Apologies to all who have been awaiting more posts about the dysfunction of the burp (or belch) reflex (DBR). The sad truth is that I didn’t have anything new to write about! However, thanks to a couple of comments left in the previous post about this topic, there is a bit more I can add.
I had previously mentioned that the injection of botulinum toxin, commonly known under the brand name Botox, into the upper oesophageal sphincter was a new therapy to treat DBR (it has already been used for decades to treat other problems). Since my previous DBR post, a reader commented that her daughter had had the procedure done at the Bastian Voice Institute in Illinois, and that it appeared to have been successful. With other readers going for the same procedure at the institute and with the reassurance that they have had a 100% success rate out of 21 patients so far, it prompted me to try and find out more about this procedure.
Botulinum toxin is a powerful neurotoxin produced by Clostridium botulinum bacteria, and one of the most poisonous biological substances known to science. It causes muscle paralysis, which is why it is used for its most well-known application – smoothing facial wrinkles. It does have non-cosmetic uses, including the treatments of overactive bladder, chronic migraine and muscle spasticity and spasms in conditions such as cerebral palsy and multiple sclerosis. Of more interest to DBR sufferers, it is also used to treat upper oesophageal sphincter dysfunction. It has more conventionally been used to treat difficulty swallowing, or dysphagia, and it is only more recently that the Bastian Voice Institute has used it for DBR.
I was very pleased to find during my Googling that the Bastian Voice Institute has an informative and very sympathetic page about DBR on their brilliantly named “Laryngopedia”. It outlines that a muscle around the upper oesophageal sphincter called the cricopharyngeal muscle is likely responsible for the problem. The cricopharyngeal muscle is normally tense and contracted in order to keep the sphincter closed. Upon swallowing and belching, it relaxes to allow food in or air out. If it is overly tense and doesn’t open in the downward direction the patient will have problems swallowing (antegrade dysfunction). If it doesn’t open to allow movement upwards, then belching can’t occur (retrograde dysfunction). So according to them, what non-burpers are suffering from is retrograde-only cricopharyngeus dysfunction. A bit of a mouthful, but at least it has a more serious name than “can’t burp”!

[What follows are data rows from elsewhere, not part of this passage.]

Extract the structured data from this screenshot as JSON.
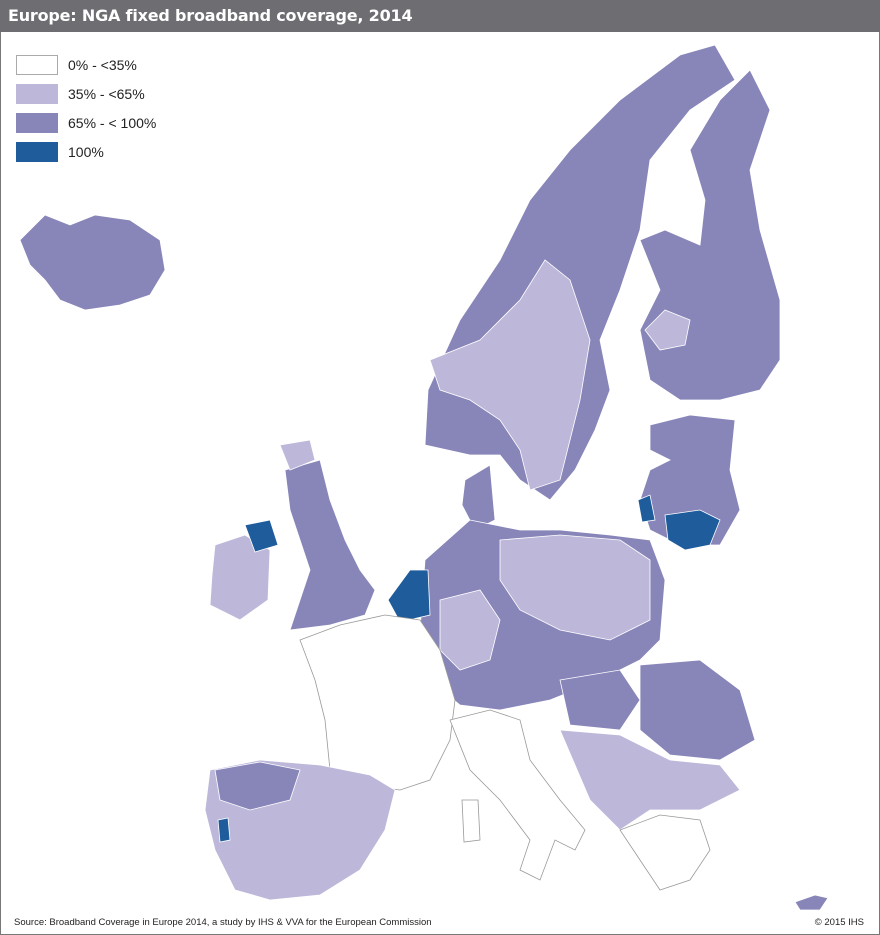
{
  "header": {
    "title": "Europe: NGA fixed broadband coverage, 2014"
  },
  "legend": {
    "items": [
      {
        "label": "0% - <35%",
        "color": "#ffffff"
      },
      {
        "label": "35% - <65%",
        "color": "#bdb7da"
      },
      {
        "label": "65% - < 100%",
        "color": "#8885b9"
      },
      {
        "label": "100%",
        "color": "#1e5c9c"
      }
    ]
  },
  "footer": {
    "source": "Source: Broadband Coverage in Europe 2014, a study by IHS & VVA for the European Commission",
    "copyright": "© 2015 IHS"
  }
}
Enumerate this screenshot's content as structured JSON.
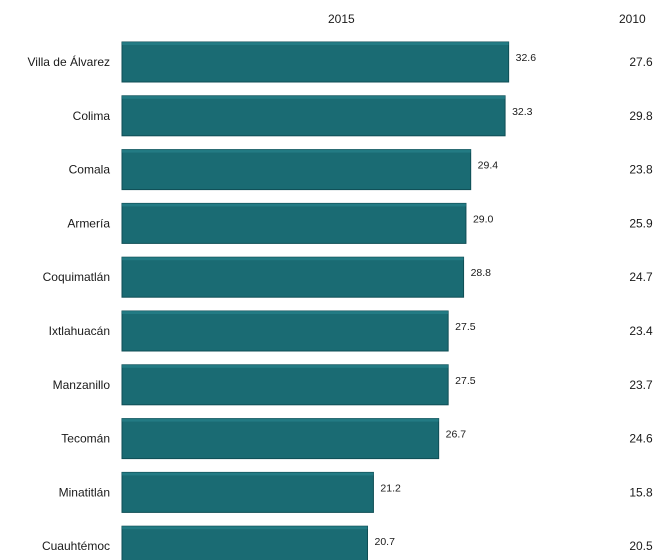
{
  "chart_data": {
    "type": "bar",
    "orientation": "horizontal",
    "categories": [
      "Villa de Álvarez",
      "Colima",
      "Comala",
      "Armería",
      "Coquimatlán",
      "Ixtlahuacán",
      "Manzanillo",
      "Tecomán",
      "Minatitlán",
      "Cuauhtémoc"
    ],
    "series": [
      {
        "name": "2015",
        "values": [
          32.6,
          32.3,
          29.4,
          29.0,
          28.8,
          27.5,
          27.5,
          26.7,
          21.2,
          20.7
        ],
        "labels": [
          "32.6",
          "32.3",
          "29.4",
          "29.0",
          "28.8",
          "27.5",
          "27.5",
          "26.7",
          "21.2",
          "20.7"
        ]
      },
      {
        "name": "2010",
        "values": [
          27.6,
          29.8,
          23.8,
          25.9,
          24.7,
          23.4,
          23.7,
          24.6,
          15.8,
          20.5
        ],
        "labels": [
          "27.6",
          "29.8",
          "23.8",
          "25.9",
          "24.7",
          "23.4",
          "23.7",
          "24.6",
          "15.8",
          "20.5"
        ]
      }
    ],
    "xlim": [
      0,
      34
    ],
    "grid": false,
    "legend": "none",
    "colors": {
      "bar": "#1a6b73",
      "bar_edge": "#0f4e55",
      "text": "#1a1a1a"
    }
  }
}
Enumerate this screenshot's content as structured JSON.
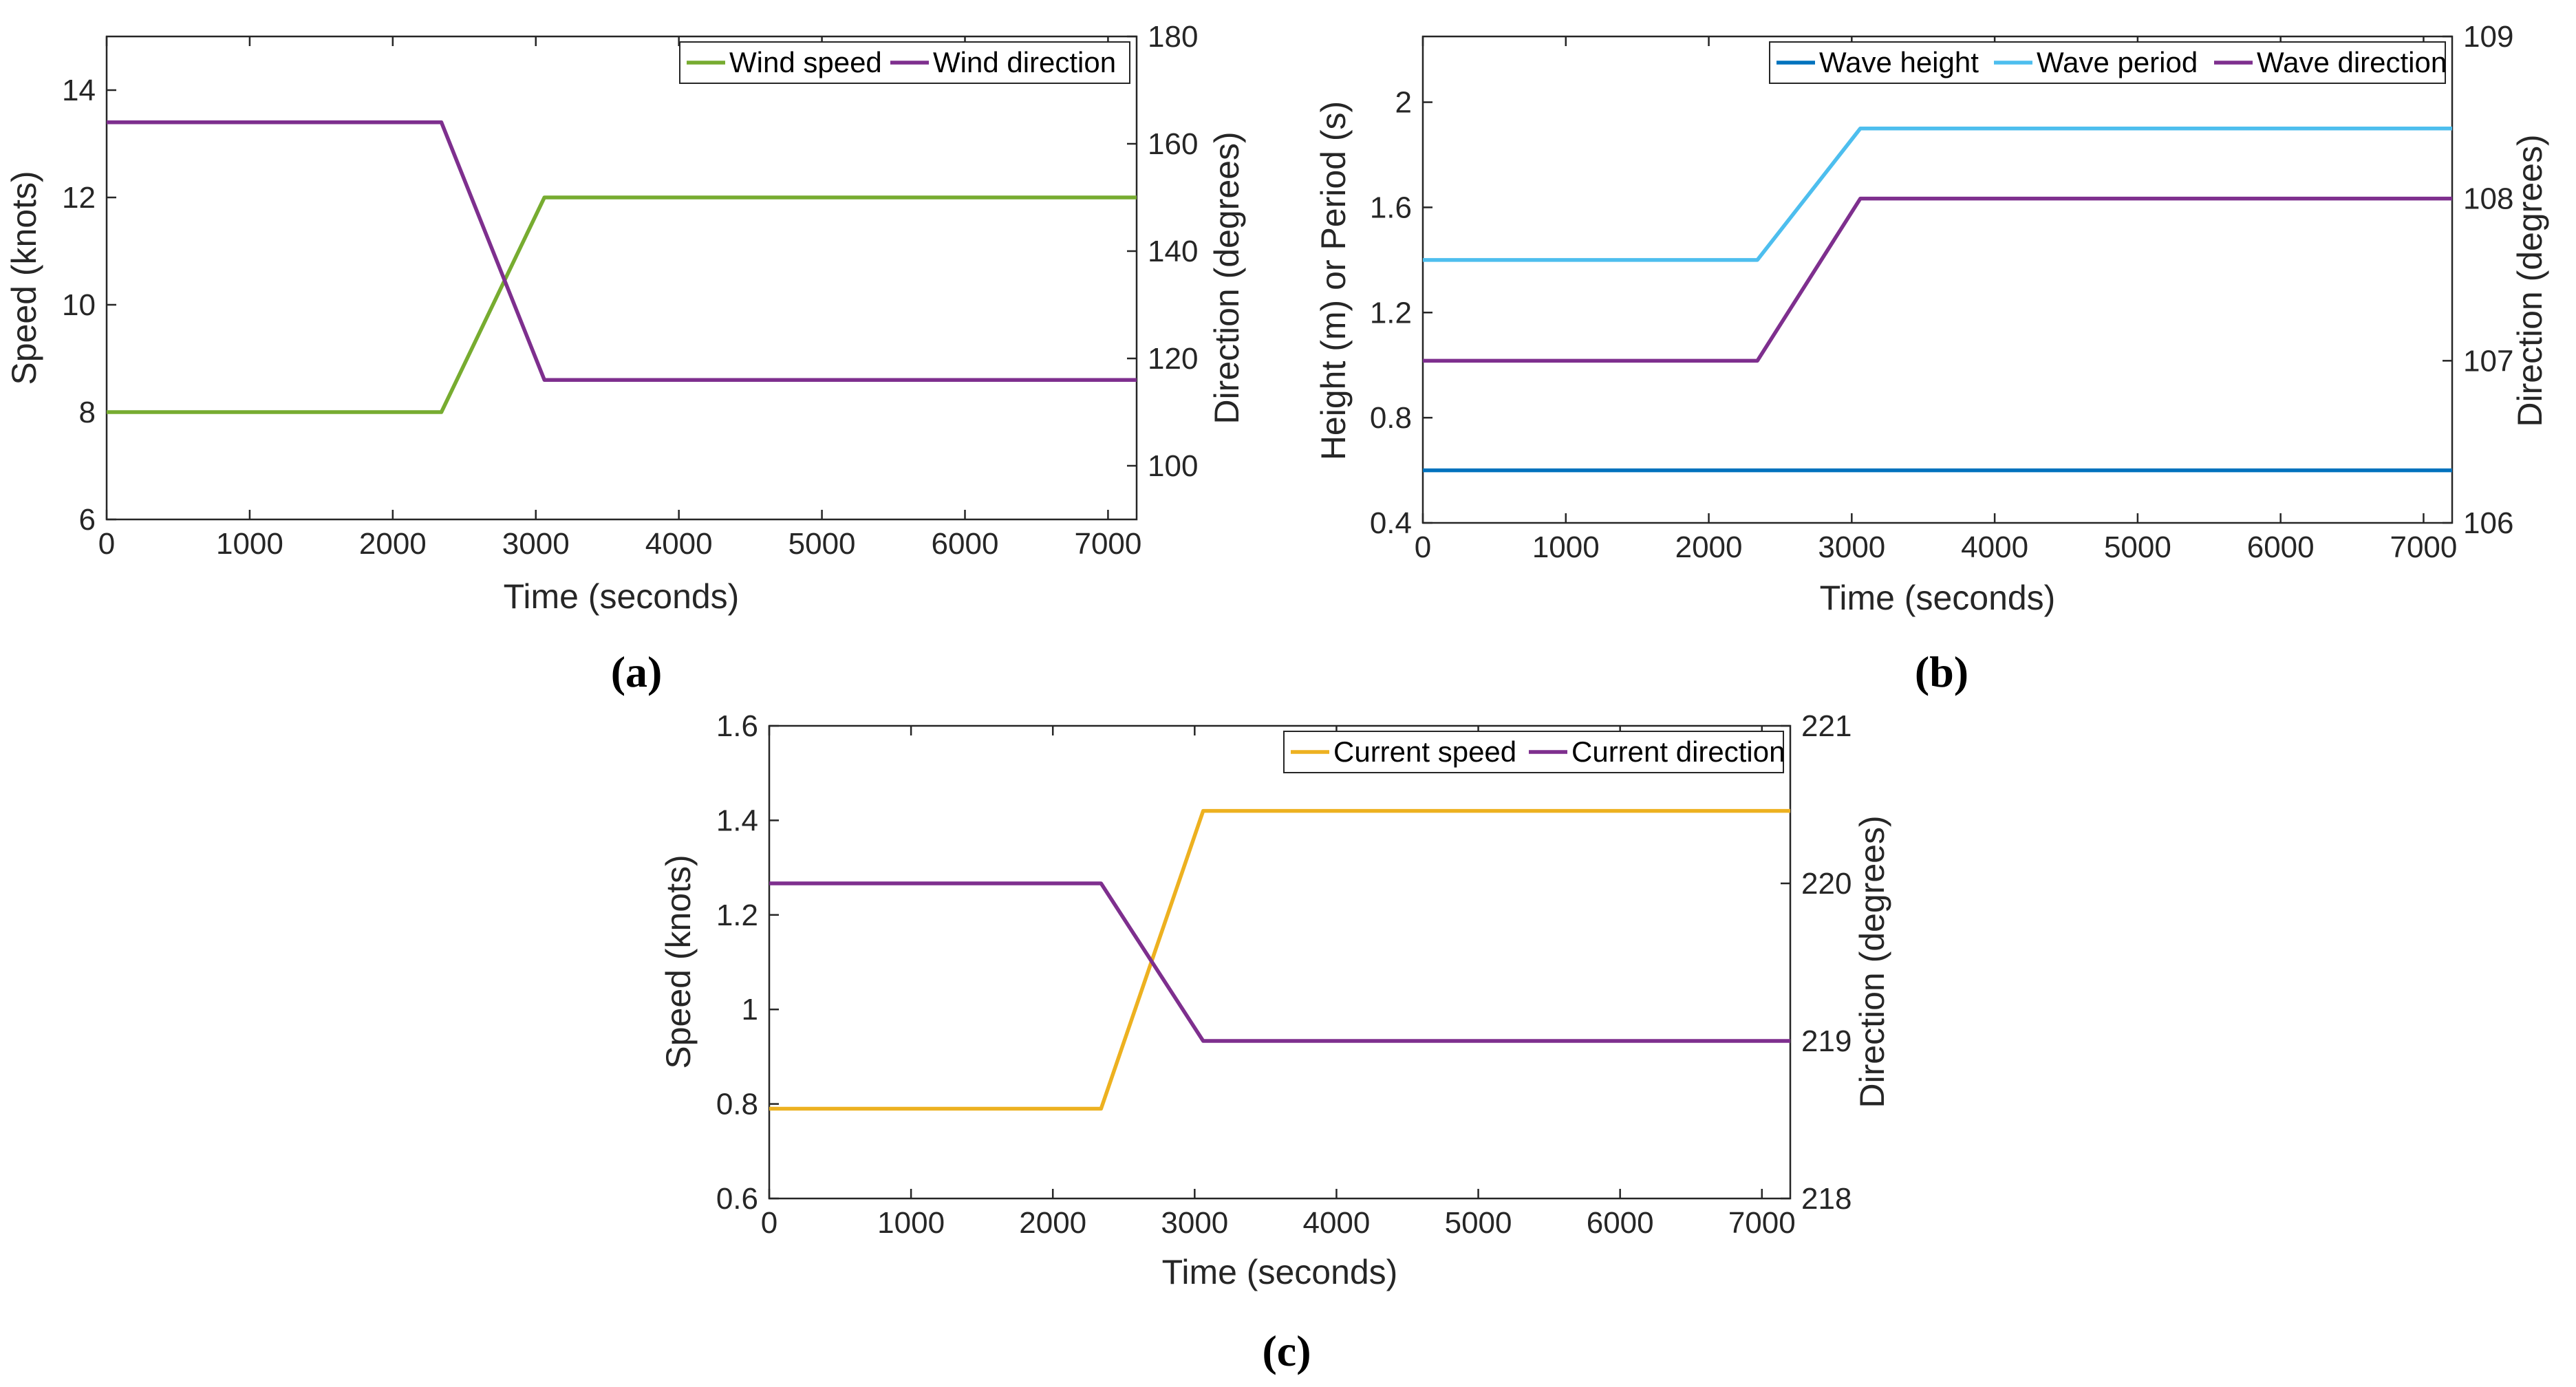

There is a much more well-known condition called cricopharyngeal spasm, where the muscle becomes very contracted and causes a lump in the throat feeling. Some sufferers say it is like having phlegm in the throat that won’t clear. It’s often caused by stress and anxiety, and in some cases having a diagnosis and knowing it’s not harmful is reassuring enough to make it go away. Could this point to stress-relief and relaxation techniques possibly being helpful in DBR? I don’t think I’ve been able to burp when I’ve been relaxed, but it’s a possible avenue to explore. I did find myself feeling a bit annoyed upon discovering that despite cricopharyngeal spasm being well-documented, people who can’t burp are being so readily dismissed.
You can read more about the cricopharyngeal muscle and see some lovely photos of it in the Bastian Voice Institute’s Laryngopedia. From what the Institute has reported, every DBR patient who has had the botulinum toxin into the muscle has been able to belch afterwards and effectively been cured. This seems to indicate that in DBR cases where there is no known cause (such as oesophageal cancer), an overly tense cricopharyngeal muscle is the problem. They even mention that although they offer repeat injections if the DBR returns, no patients have yet needed one – the injection seems to reset the faulty muscle.
So far it seems that the Bastian Voice Institute is the only place that offers this procedure. If anybody has come across it elsewhere, please let me know and I’ll post an update. If you would like more information on the Bastian Voice Institute or contact details please go to their website. Sadly for those outside of the US, it may be much more difficult to find a provider. Hopefully as more patients go for the treatment and awareness is increased, this will change.
Just to clarify, I’m not affiliated with the Bastian Voice Institute in any way.